Om twintig voor twee krijg ik een telefoontje, een vreemd nummer staat op mijn scherm. Het is de taxichauffeur. Zij staat met haar wagen voor, en ik zit er 40 meter vanaf. Een ravenzwarte schone jonge vrouw haalt me op. Zij vraagt me direct of ze nog even langs haar huis mag want ze blijft vannacht bij haar zuster in Amsterdam. Om twee uur vertrekken we. Katharina is van Poolse afkomst en houdt van sportieve auto’s. Ze rijdt nu in een grote Mercedes, BMW heeft geen goed aanbod van taxi’s. Deze auto heeft ze vorig jaar gekocht en is met een eigen taxibedrijf begonnen. Ze is aangesloten bij Lübecker Funktaxen, welk bedrijf een overeenkomst heeft met het Duitse Lowlands.

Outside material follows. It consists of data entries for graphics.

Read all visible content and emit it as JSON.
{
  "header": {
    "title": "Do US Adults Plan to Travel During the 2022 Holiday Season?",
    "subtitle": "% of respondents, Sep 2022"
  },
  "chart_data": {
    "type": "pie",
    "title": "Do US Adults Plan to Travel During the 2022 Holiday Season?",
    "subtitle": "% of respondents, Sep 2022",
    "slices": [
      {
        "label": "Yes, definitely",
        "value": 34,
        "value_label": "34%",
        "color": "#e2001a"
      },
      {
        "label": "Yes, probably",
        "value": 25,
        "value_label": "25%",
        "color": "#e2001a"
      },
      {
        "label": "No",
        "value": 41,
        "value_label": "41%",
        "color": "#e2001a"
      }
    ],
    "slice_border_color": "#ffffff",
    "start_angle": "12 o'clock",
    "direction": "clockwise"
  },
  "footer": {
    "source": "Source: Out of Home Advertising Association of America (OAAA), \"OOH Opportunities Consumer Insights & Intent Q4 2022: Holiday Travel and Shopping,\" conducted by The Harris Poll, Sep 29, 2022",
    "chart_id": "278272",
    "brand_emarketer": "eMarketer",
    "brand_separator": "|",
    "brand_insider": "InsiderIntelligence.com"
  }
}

Deze taxicentrale kan haar oproepen voor een ritje van een kilometer. Dan heeft ze pech, zegt Katharina. Nu heeft ze dit ritje gekregen. Geluk. Op mijn navigator op mijn eigen telefoon heb ik gezien dat de afstand tot Aalten 477 kilometer is. Ik bel Greet dat het wel zeven uur zal worden.
Katharina rijdt snel. Tussen Lübeck en Hamburg is de snelheid onbeperkt. Ze haalt snelheden van boven de 200 kilometer per uur. Anticiperen doet ze tijdig. Ik vergelijk het met mijn rijstijl, ik rem later als ik met hoge snelheid een auto achterop rij. Ze is een goede chauffeur. Voorbij Bremen rusten we even voor een kop koffie en een ijsje. Tussen Bremen en Osnabrück zie ik een bord met de tekst: Varusschlacht. Daarover heb ik in ‘Macht zonder grenzen’ gelezen. De Germaanse aanvoerder Arminius hakte met zijn troepen in het Teutoburgerwoud in 9 na Chr. 10% van het Romeinse leger onder leiding van Varus in de pan. Een van de grootste nederlagen in de Romeinse geschiedenis. ‘Macht zonder grenzen’ heb ik bijna uit gekregen, van de 369 pagina’s zijn er nog 24 ongelezen. Via Kreuz Schüttorf en de Duitse A31, afslag Gescher, rijden we via Oeding het vaderland binnen. Om twintig voor zeven stopt Katharina bij ons huis. Ze heeft het in een netto rijtijd van vier uur gedaan. Ik mag een handtekening zetten op een bon. Ik teken voor een rit van € 650. Katharina krijgt mijn complimenten voor haar veilige rijstijl en een stevige handdruk om vanavond met haar zuster een lekker glaasje bier op een Amsterdams terras te drinken.